São Paulo – O longa metragem A Vida Invisível celebra uma época de ouro do cinema nacional, em termos de criatividade e projeção internacional. Aplaudido em Cannes com o prêmio Um Certo Olhar, o filme do cearense Karim Aïnouz disputa pelo Brasil uma indicação ao Oscar de Melhor Filme Estrangeiro. Previsto para estrear somente em novembro em circuito comercial, o longa terá uma projeção especial para o público de São Paulo na noite desta sexta-feira no cine Petra Belas Artes, depois de ter aberto a 43ª Mostra Internacional de Cinema, na semana passada

A atriz Fernanda Montenegro, 90 anos, tem participação especial em A Vida Invisível. E comemora “a frente de filmes que temos no Brasil”, apontando para a qualidade das novas gerações e, ao mesmo tempo, para o cenário nebuloso da história do país – de censura e perseguição aos que afrontam o ambiente neofascista nacional.

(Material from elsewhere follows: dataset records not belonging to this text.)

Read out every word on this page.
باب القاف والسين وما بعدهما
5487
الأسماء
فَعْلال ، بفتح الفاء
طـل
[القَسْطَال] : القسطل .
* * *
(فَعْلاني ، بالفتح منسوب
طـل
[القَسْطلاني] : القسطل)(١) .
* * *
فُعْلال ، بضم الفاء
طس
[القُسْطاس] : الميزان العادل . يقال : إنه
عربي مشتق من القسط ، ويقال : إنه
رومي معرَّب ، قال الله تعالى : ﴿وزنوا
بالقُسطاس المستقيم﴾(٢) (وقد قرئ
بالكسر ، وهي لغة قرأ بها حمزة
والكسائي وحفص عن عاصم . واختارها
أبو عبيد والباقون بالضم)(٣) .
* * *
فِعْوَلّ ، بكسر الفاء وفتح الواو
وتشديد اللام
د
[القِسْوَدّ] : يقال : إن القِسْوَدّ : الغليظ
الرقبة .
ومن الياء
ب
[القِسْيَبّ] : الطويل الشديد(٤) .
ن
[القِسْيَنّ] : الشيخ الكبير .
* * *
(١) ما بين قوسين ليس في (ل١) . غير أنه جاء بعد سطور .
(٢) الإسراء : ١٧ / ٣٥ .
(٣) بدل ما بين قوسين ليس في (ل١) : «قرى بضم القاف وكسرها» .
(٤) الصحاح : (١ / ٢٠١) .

“Imagina neste momento, sem verba, temos uma filmografia de primeira. Ninguém vai nos calar, porque isso é vital. Estou viva. O ator é inexplicável, por isso sobrevive”, definiu a atriz, em recente entrevista na companhia da equipe do longa, onde não faltaram expressões de apreensão com o peso da conjuntura política sobre a produção audiovisual.

A safra de excelência da indústria cinematográfica nacional vive sob tiroteio da onda reacionária no país que elegeu presidente Jair Bolsonaro (PSL). Um governo que opera tentativas de sufocar a arte economicamente ou por censuras em editais públicos. Para Fernanda Montenegro, ela própria alvo de uma rede virtual de bolsominions, a resistência cultural parece fortalecer a qualidade estética da arte nacional.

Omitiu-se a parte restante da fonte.